Don't want Amazon boxes sitting on the porch? The company hopes you'll let a stranger inside to drop them off.
Amazon said Wednesday it will launch a service called Amazon Key next month that will let people allow the door to be unlocked when they're not there so packages can be left inside.
The proposal drew plenty of humorous reactions on social media, as well as concerns about safety or delivery employees being mistaken for intruders. Amazon said the drivers would be well-vetted, while one expert said the company has built up trust with customers and younger customers were more likely to try it out.
An in-home delivery program also falls in line with Amazon's strategy of trying to make shopping with it so convenient that consumers don't think about buying elsewhere. And with the option requiring a specific camera that it sells, the move helps Amazon tie customers even closer to its gadgets as well as the items it delivers.

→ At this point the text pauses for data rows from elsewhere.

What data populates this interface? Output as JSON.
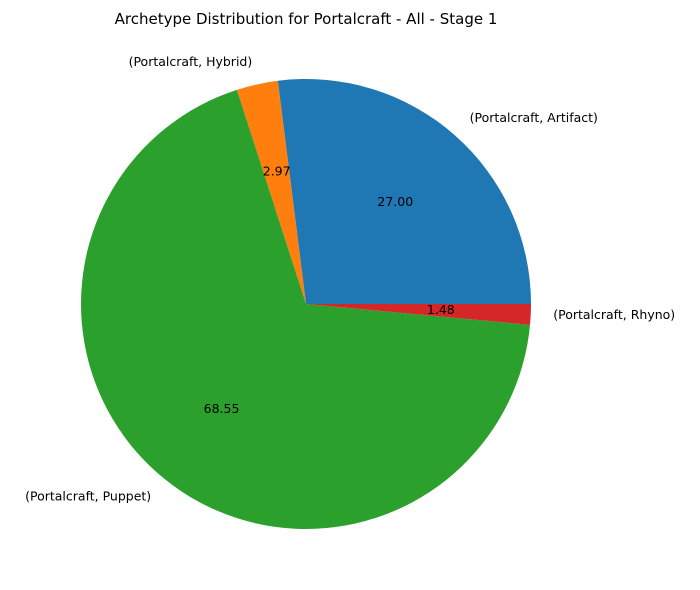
{
  "chart_data": {
    "type": "pie",
    "title": "Archetype Distribution for Portalcraft - All - Stage 1",
    "slices": [
      {
        "label": "(Portalcraft, Artifact)",
        "value": 27.0,
        "value_label": "27.00",
        "color": "#1f77b4"
      },
      {
        "label": "(Portalcraft, Hybrid)",
        "value": 2.97,
        "value_label": "2.97",
        "color": "#ff7f0e"
      },
      {
        "label": "(Portalcraft, Puppet)",
        "value": 68.55,
        "value_label": "68.55",
        "color": "#2ca02c"
      },
      {
        "label": "(Portalcraft, Rhyno)",
        "value": 1.48,
        "value_label": "1.48",
        "color": "#d62728"
      }
    ],
    "start_angle_deg": 0,
    "direction": "counterclockwise",
    "legend": "none"
  }
}
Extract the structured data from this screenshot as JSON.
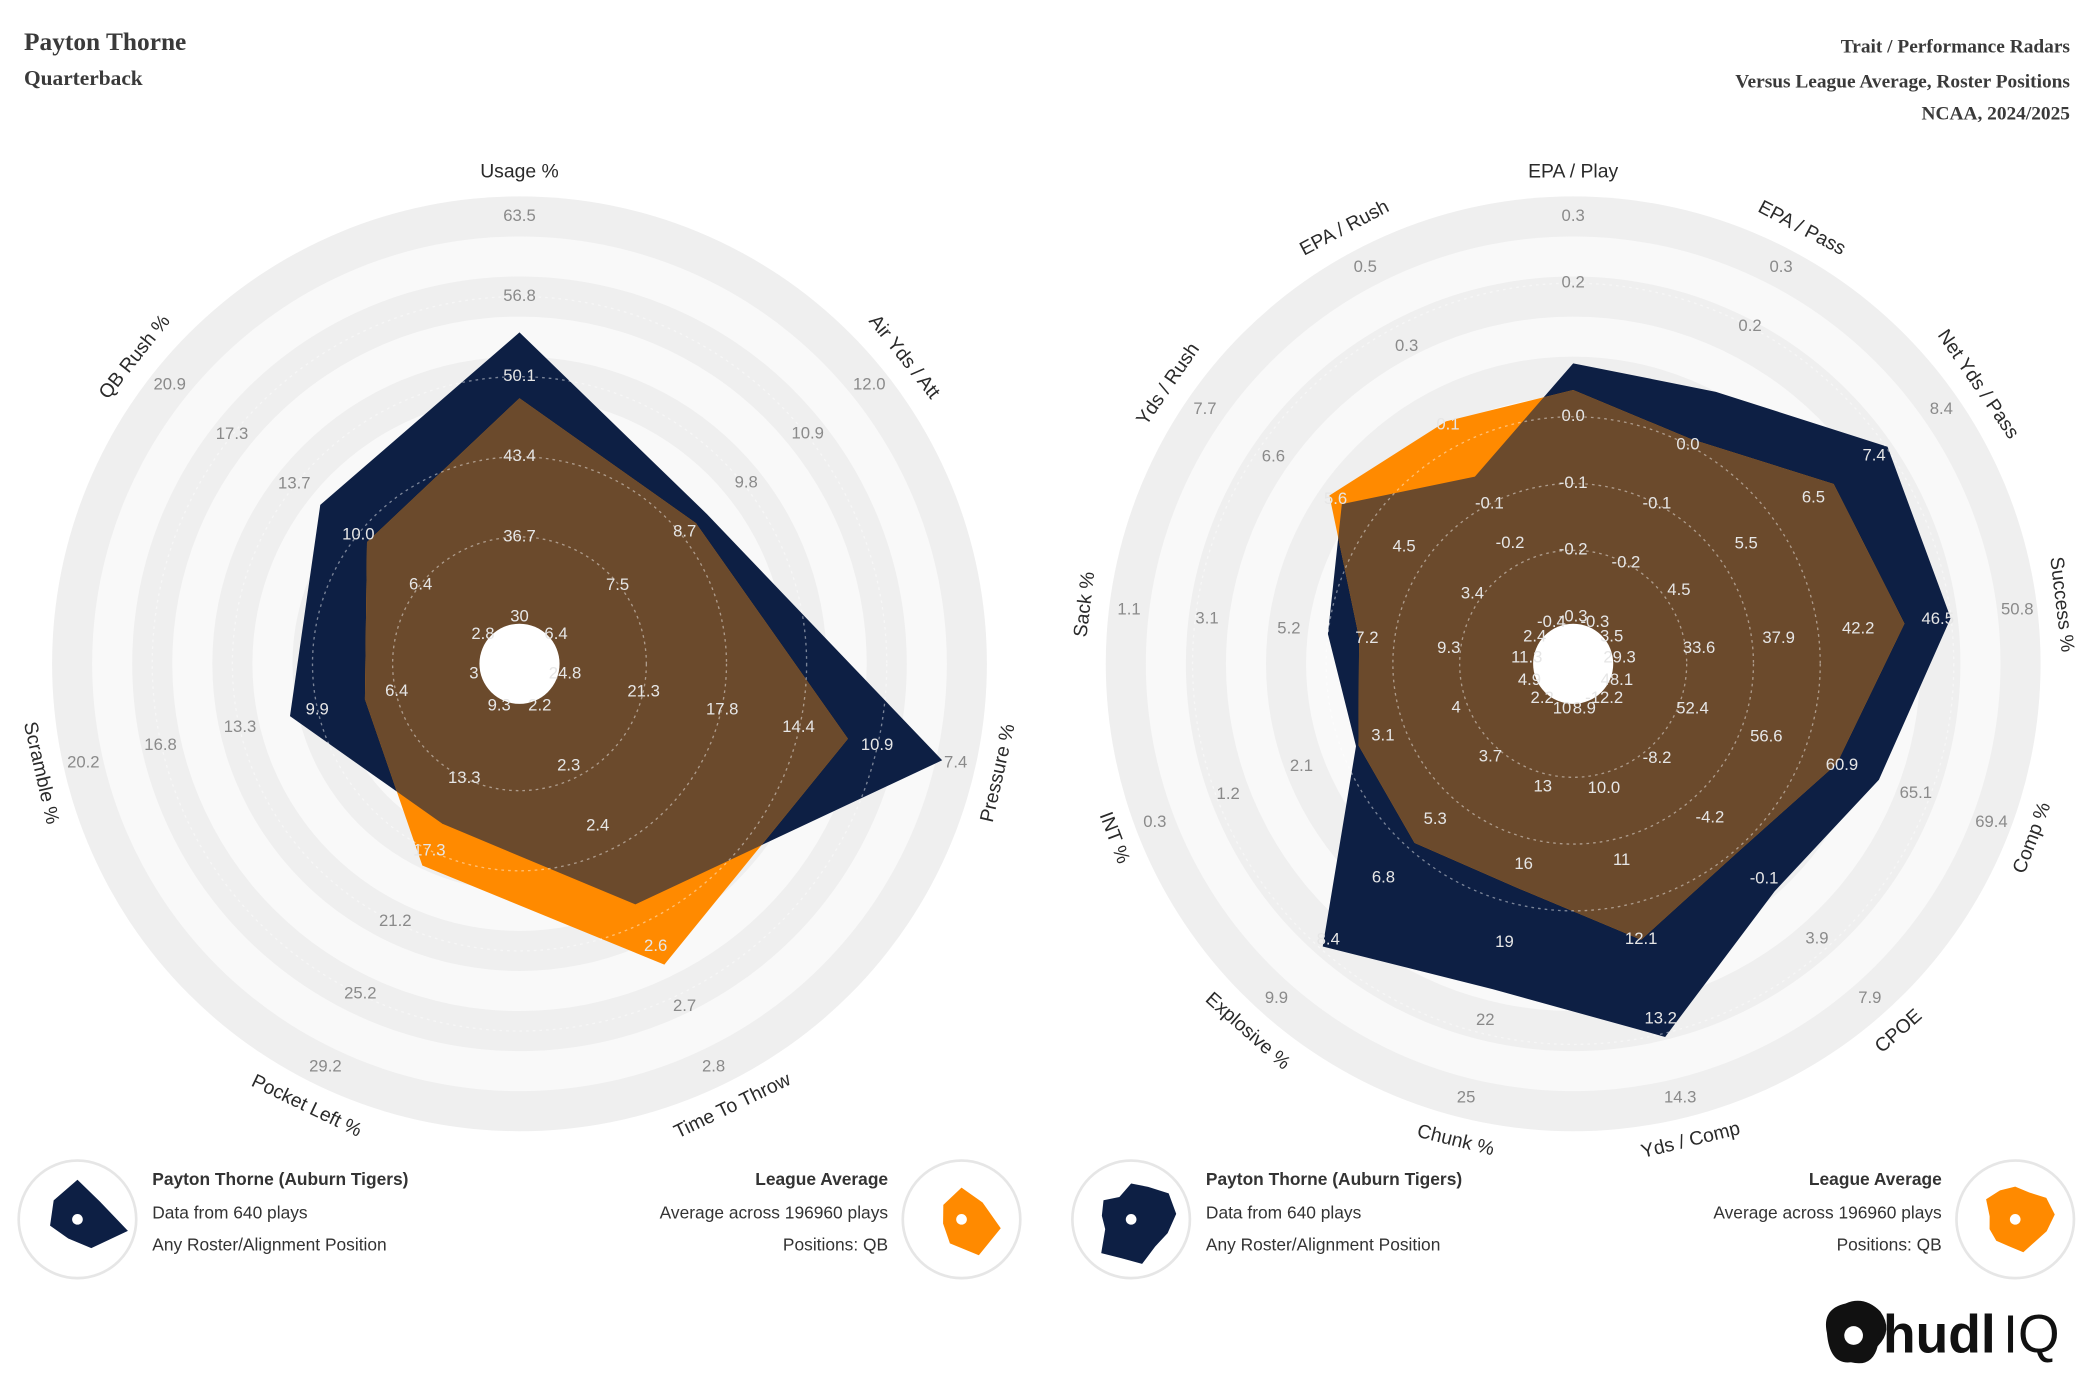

Customers who want to use the service would need to be Amazon Prime members and would have to buy a camera and a Wi-Fi-connected lock from the Seattle-based company that starts at $250. Shoppers will then be able to choose in-home delivery as an option in the Amazon app.
When the delivery person shows up, they will knock first and scan the package. Amazon will make sure the person is at the right home and unlock the door. No codes or keys are needed, and the indoor camera will record the in-home delivery. The Amazon Cloud Cam also lets users watch a livestream or recorded video on Amazon's Fire tablet, Fire TV or its voice-activated Echo devices that have a video screen.
The service is likely to be more of a hit with younger families, said Timothy Carone, an associate teaching professor at University of Notre Dame's Mendoza College of Business. He said millennials are already comfortable posting photos and their whereabouts on Facebook, Instagram and other social media.
"They're less concerned about privacy than older generations are," Carone said.
Walmart is testing a similar service in California's Silicon Valley, which lets delivery people drop off packages or stock the fridge with groceries bought from Walmart.com. The delivery person is given a one-time code to open the door and Walmart said customers will get an alert on their smartphones when someone enters.
For Amazon, the in-home delivery service helps it enter the fast-growing home security camera market, competing with Google's Nest cameras, said Martin Garner, a device and internet analyst at CCS Insight. Tying the camera in with the in-home delivery service gives people a reason to buy it, said Garner.
"They've been on a mission to do this," said Garner.
Amazon.com Inc. said in-home delivery will be available Nov. 8 in 37 cities, including Atlanta, Cleveland and Denver. The company says the service is covered by the Amazon Key Happiness Guarantee, which applies to delivery issues, property damage or theft. And Amazon said the deliveries are carried out by drivers who are vetted with background checks and driving record reviews.
The company said the smart lock can also be used to let in out-of-town guests who want to make themselves at home. And in the coming months, it can be used to grant access to housekeepers to scrub the kitchen or dog walkers to take your furry friend for a stroll.
But for package deliveries, you may need to keep your dogs and cats a bit contained: Amazon doesn't recommend using the in-home delivery service if pets can get to the front door on delivery day.